Os realistas são essencialmente pessoas que duvidam das capacidades técnicas da humanidade para poder alguma vez cumprir com as promessas do transhumanismo. Dados os saltos técnicos do último século e a natureza exponencial do progresso técnico (indicado no conceito de singularidade) as suas dúvidas parecem ser infundadas.
Por fim chegamos ao grupo com mais hipóteses de realmente ser um obstáculo para o transhumanismo: os distópicos (dos quais o conservador Fukuyama é o mais destacado representante). Um ciência avançada pode levar a dois tipo de cenários, um de utopia individualista de uma liberdade inimaginável pelo nosso standard actual ou a uma distopia que no pior dos casos leva à aniquilação da própria espécie.

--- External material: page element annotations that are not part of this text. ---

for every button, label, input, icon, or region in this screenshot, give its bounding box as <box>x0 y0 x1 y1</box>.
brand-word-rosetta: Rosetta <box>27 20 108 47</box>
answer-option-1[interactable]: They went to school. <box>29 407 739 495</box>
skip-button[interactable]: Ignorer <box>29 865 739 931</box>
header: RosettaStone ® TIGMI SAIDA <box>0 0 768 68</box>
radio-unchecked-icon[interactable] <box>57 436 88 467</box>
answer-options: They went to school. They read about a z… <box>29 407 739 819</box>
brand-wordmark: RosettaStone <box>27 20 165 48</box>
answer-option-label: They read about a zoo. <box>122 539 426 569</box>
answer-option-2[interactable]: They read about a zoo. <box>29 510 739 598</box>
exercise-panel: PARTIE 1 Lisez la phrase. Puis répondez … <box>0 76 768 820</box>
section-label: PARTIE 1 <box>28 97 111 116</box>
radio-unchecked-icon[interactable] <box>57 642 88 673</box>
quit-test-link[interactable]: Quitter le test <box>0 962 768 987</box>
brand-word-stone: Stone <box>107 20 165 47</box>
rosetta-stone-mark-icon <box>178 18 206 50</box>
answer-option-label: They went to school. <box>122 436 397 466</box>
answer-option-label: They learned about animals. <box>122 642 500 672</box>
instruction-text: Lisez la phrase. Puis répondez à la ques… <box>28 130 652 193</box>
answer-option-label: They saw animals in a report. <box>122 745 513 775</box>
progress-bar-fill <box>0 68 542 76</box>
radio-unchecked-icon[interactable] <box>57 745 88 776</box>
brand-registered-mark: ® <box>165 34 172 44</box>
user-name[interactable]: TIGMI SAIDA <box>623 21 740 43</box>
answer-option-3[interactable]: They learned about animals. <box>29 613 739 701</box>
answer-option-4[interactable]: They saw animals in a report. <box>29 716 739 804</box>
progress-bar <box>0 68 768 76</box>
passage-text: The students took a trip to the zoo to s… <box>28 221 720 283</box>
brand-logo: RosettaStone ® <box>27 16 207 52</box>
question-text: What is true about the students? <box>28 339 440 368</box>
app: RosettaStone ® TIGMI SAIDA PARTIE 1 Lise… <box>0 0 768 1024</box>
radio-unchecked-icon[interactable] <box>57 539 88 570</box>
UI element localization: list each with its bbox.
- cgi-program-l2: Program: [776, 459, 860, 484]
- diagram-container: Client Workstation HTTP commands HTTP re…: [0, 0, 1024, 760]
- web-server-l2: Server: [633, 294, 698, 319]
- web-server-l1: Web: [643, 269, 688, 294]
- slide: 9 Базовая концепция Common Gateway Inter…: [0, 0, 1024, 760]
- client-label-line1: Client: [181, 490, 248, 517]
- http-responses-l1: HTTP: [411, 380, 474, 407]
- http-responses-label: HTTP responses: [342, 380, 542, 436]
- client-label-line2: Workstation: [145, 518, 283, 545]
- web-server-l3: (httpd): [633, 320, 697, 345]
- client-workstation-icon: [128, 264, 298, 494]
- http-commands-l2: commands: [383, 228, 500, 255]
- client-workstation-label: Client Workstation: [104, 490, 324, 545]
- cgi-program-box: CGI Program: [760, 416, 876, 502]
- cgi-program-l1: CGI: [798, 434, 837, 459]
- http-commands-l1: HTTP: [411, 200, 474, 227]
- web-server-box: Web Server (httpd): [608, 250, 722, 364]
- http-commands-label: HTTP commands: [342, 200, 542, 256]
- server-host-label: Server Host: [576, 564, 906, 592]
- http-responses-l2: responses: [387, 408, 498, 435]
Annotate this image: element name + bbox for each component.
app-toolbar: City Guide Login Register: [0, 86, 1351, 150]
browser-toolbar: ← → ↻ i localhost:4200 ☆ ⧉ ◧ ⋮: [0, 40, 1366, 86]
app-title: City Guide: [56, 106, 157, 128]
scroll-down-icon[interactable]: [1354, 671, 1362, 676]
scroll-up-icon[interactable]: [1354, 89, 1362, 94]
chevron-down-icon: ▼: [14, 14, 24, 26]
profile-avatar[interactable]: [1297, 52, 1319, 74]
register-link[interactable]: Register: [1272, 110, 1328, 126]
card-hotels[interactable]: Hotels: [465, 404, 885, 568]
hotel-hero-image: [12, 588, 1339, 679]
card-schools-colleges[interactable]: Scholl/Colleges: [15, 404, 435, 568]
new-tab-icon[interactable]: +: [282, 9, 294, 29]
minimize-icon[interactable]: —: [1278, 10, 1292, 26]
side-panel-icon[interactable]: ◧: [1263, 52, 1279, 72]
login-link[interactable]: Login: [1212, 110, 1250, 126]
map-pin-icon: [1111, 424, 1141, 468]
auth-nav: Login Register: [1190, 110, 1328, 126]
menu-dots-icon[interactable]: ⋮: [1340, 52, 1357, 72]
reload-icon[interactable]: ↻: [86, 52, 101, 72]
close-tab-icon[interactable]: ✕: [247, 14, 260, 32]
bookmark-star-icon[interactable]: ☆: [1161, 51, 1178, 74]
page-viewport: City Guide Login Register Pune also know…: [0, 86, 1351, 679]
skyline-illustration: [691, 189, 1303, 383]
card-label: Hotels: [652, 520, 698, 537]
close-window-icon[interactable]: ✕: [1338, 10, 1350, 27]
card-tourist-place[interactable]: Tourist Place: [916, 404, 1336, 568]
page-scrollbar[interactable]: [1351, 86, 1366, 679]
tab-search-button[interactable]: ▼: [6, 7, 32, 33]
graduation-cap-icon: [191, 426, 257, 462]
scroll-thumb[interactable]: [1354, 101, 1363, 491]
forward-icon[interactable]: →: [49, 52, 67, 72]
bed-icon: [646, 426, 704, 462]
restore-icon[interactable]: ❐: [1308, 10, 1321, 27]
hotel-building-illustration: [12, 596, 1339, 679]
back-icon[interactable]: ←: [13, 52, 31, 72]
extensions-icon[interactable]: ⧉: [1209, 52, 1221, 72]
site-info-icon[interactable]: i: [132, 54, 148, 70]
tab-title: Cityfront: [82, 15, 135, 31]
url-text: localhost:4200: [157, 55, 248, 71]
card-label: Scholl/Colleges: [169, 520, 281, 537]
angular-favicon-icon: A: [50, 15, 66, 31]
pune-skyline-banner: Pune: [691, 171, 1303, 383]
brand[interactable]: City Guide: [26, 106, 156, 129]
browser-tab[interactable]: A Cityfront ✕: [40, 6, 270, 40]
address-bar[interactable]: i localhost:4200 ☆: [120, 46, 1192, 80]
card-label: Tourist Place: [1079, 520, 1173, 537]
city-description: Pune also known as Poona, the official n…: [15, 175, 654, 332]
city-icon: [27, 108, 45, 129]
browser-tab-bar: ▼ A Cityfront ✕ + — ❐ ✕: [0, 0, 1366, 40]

Para atingir o seu notável conjunto de objectivos gerais os transhumanistas (entre os quais me incluo a mim) aceitam recorrer a várias tecnologias recentes. A que mais potencial apresenta a curto e médio prazo é sem dúvida a genética. A nanotecnologia também apresenta potencial mas num futuro talvez mais distante (e a carga de controvérsia que apresenta é significativamente menor que a da genética). Um bom primeiro passo para implementar um estado de espírito transhumanista entre mais pessoas seria combater a percepção generalizada que as técnicas médicas o científicas (algo tão complexo como terapia de genes ou tão simples como tomar medicação por via oral) são para ser utilizadas exclusivamente para corrigir deficiências – quando numa perspectiva muito mais interessante podem ser usados para aumentar o que é normal para um ser humano. Isto hoje em dia é complicado porque grande parte dos laboratórios não desenvolve testes da sua medicação em pessoas saudáveis e não o fazem porque o potencial uso para incremento de habilidades é muito pequeno já que em muitos países é ilegal publicitar efeitos que não sejam puramente terapêuticos – se não podem publicitar quer dizer que se investe dinheiro e tempo em testes sem ter um retorno significativo.

Outro ponto importante é o medo irracional à tecnologia que certos sectores (especialmente religiosos e ecologistas) querem incutir às pessoas, os neo-luditas que referi acima. O progresso tecnológico vai continuar com o sem a proibição de certas técnicas experimentais, mas no caso de haver uma proibição generalizada no Ocidente os resultados serão muito piores para os cidadãos comuns. Em primeiro lugar fora da Europa e da América do Norte as atitudes face às novas tecnologias são muito diferentes, enquanto que nos EUA cerca de 40%/50% das pessoas são contra o uso da ciência para melhorar humanos normais em certos países asiáticos (por exemplo a Tailândia) cerca 90% da populacao é a favor. O que isto nos diz é que se não aproveitarmos as oportunidades tecnológicas alguém o fará. A segunda consequência da proibição seria a criação de um mercado negro. Quem pode pagar terá acesso as tais técnicas (por meios ilegais ou indo a países onde se podem aceder legalmente) enquanto o cidadão comum não o poderá fazer.

Em abono da verdade, e para terminar esta introdução, convém dizer que o movimento transhumanista é extremamente diverso, incluindo até crentes – que obviamente encaram a sua transformação em pós-humanos de forma bastante diferente – mas estes são uma minoria quando comparados com o número de ateus e agnósticos.